We hebben extra aandacht besteed aan het werven van ouders met diverse demografische achtergronden, om van hen een diversiteit aan waarden en praktijken te horen en ook geluiden op te vangen die nog vaak ongehoord blijven. De inzichten uit dit onderzoek kunnen helpen om beter te begrijpen hoe ouders naar seksuele opvoeding kijken en om met ouderavonden en andere interventies beter aan te sluiten bij de waarden, opvoedpraktijken en behoeften van alle ouders.

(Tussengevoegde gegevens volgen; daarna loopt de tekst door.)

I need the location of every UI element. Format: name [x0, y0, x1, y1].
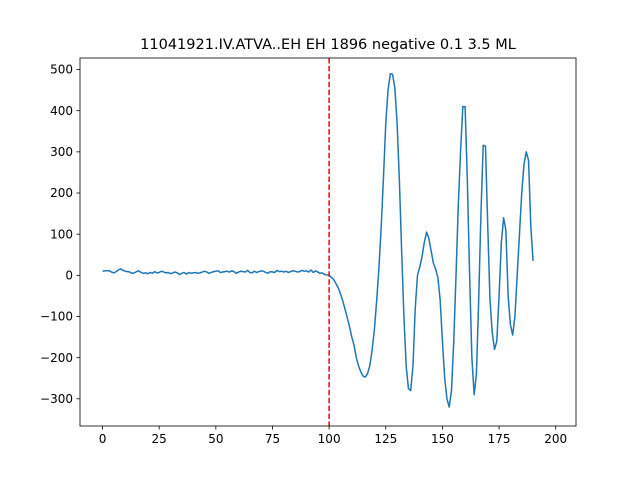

Wat is seksuele opvoeding?
Seksuele opvoeding omvat alles wat ouders/verzorgers bijdragen aan begeleiding van hun kinderen rondom hun relationele en seksuele ontwikkeling, bewust en onbewust, verbaal en non-verbaal. Het gaat niet alleen over ‘het gesprek’, maar ook over normen die er zijn en voorbeeldgedrag van ouders. Bijvoorbeeld: liggen er tampons op de wc, knuffelen ouders elkaar in het bijzijn van kinderen, hoe gaat het gezin om met bloot zijn in huis? Hoe reageert een ouder op verhalen over bijvoorbeeld een tienerzwangerschap of transgender personen op televisie? Geeft een ouder antwoord als een kind vraagt waar baby’s vandaan komen? Reageert een ouder als een puber zegt dat een klasgenoot ‘echt een homo’ is? Op al deze momenten geven ouders hun kind boodschappen mee over seksualiteit (De Graaf, 2013). Daarnaast krijgen kinderen ook van andere mensen informatie en boodschappen mee, zoals van familieleden, vrienden en via sociale media. Ook op school krijgen kinderen informatie, want scholen hebben een wettelijke verplichting om relationele en seksuele vorming te geven. De meeste ouders (90 procent) vinden dit prima (De Graaf et al., 2024; zie ook haar artikel over de Monitor Seksuele Gezondheid in dit nummer).
Heel belangrijk maar niet eenvoudig
Ouders vinden de seksuele opvoeding van hun kinderen belangrijk. Ze vinden dat zij hier zelf de belangrijkste rol in spelen (De Graaf, 2013; Noorman et al., 2023). Ouders willen op de hoogte zijn van wat hun kind doet, ook als het gaat om gedrag waar ze niet achter staan (Schalet, 2011). Verder zien ze praten over seksualiteit als belangrijk middel voor het overdragen van informatie en opvattingen. In theorie willen ouders proactief het gesprek aangaan, maar in de praktijk reageren ze vaak pas als hun kind een vraag stelt (Noorman et al., 2023). Dit komt deels doordat ze zich onzeker voelen over hun kennis en vaardigheden. Ze worstelen met vragen als: hoeveel vertel ik, op welke leeftijd en op welke manier? Ze passen de onderwerpen aan naarmate hun kind ouder wordt (De Graaf et al., 2024). Sommige ouders denken dat ze hun kinderen voldoende begeleid hebben tijdens de opvoeding, terwijl dat niet altijd het geval hoeft te zijn (De Graaf, 2013).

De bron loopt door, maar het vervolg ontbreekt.